In 2010, he was a passenger in an SUV involved in a head-on collision on the Big Island. He suffered injuries to his head, ribs and collarbone.
A heavy blow that rang throughout Aloha Stadium knocked him unconscious and left him with a concussion early in the fourth quarter of a 2007 game against Fresno State.
It wasn’t the first time he had a concussion.
He told the Honolulu Star-Bulletin that year that he was 14, in his senior year of Pop Warner youth football, when he suffered a very serious concussion. But this injury did not make him want to quit the sport.
Brennan, who used a cane and leg brace, went to California a few months ago for rehab for her injuries, including blood clots in her legs, her father said.
Brennan lived in an addiction treatment center in Costa Mesa, Calif., And Terry Brennan said her son was also a heavy user of marijuana. Terry Brennan took him to a hospital emergency room on Sunday because his son had been drinking. “I could tell he was not doing well and needed help,” said Terry Brennan.
But the drug rehab facility was full, so without his family realizing it, Colt Brennan was released. He was unconscious when he was taken back to hospital, where he later died, his father said.
“They released him on the street and he either made a call or he got Uber or something,” Brennan said. “And now that’s what we’re dealing with.”
He was surrounded by members of his family when he died.
“His sisters made sure he had Bob Marley’s music by his side,” Terry Brennan said of the reggae his son had loved since his time in Hawaii. “They had a lei around his chest.
Hawaii was important to him. “He had all the respect in the world for Hawaii,” his father said. “It was his house.
His family is hoping that the results of toxicology and an autopsy – including tests on his brain to determine if there has been degeneration from repeated head trauma – will provide them with answers.
Police are also investigating, his father said.
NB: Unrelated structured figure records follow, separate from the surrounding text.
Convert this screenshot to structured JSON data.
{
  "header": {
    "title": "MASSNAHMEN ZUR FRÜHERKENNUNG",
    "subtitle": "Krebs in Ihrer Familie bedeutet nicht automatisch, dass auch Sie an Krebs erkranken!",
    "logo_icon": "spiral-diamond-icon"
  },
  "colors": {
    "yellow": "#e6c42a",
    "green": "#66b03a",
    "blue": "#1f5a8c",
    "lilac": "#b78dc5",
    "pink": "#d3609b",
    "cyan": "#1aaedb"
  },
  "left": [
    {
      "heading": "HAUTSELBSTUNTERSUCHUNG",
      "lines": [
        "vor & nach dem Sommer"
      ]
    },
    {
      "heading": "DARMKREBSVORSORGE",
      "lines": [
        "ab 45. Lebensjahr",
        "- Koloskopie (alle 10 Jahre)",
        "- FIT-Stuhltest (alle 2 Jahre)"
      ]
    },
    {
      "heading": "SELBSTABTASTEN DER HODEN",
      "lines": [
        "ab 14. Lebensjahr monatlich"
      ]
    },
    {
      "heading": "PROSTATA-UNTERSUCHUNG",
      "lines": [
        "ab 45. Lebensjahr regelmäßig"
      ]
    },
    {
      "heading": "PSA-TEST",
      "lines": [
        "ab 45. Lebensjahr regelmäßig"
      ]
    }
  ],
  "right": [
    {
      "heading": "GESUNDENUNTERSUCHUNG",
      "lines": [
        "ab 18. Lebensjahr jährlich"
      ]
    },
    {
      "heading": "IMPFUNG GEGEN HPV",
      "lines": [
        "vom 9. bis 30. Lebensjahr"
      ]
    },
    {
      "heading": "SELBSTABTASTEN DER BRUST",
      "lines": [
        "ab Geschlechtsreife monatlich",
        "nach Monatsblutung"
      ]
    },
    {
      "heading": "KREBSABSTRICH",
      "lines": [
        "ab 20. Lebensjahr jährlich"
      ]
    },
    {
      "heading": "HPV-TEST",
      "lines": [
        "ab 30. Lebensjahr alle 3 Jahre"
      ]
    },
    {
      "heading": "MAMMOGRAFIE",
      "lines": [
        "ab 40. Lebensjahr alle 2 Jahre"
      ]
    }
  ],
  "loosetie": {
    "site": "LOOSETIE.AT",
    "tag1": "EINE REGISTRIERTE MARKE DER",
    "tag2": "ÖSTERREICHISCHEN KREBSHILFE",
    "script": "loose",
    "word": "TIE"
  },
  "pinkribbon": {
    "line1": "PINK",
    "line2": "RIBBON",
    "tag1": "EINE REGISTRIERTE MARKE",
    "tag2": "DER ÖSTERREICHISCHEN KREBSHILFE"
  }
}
Brennan’s name remains prominently on Hawaii’s all-time records, including posting a school record of 131 touchdowns from 2005 to 2007. During his stellar career in Hawaii, Brennan has beaten or equaled 31 NCAA records.
In 2006, he set a record 569 passing yards against Arizona State University in a bowling game. He finished his career with 20 games with 400 yards or more and four games with 500 yards or more.
He led the nation in 2006 in several categories, including total offense (422.5), touchdown passes (58) and passing efficiency (185.96).
“I remember the first time I met him he had that boast about him, super confident, didn’t care what people thought and it really played out on the pitch,” his old man said. teammate Mike Lafaele. “What a great leader he was on and off the pitch. ”
Associated Press reporter Mark Thiessen in Anchorage, Alaska contributed to this report.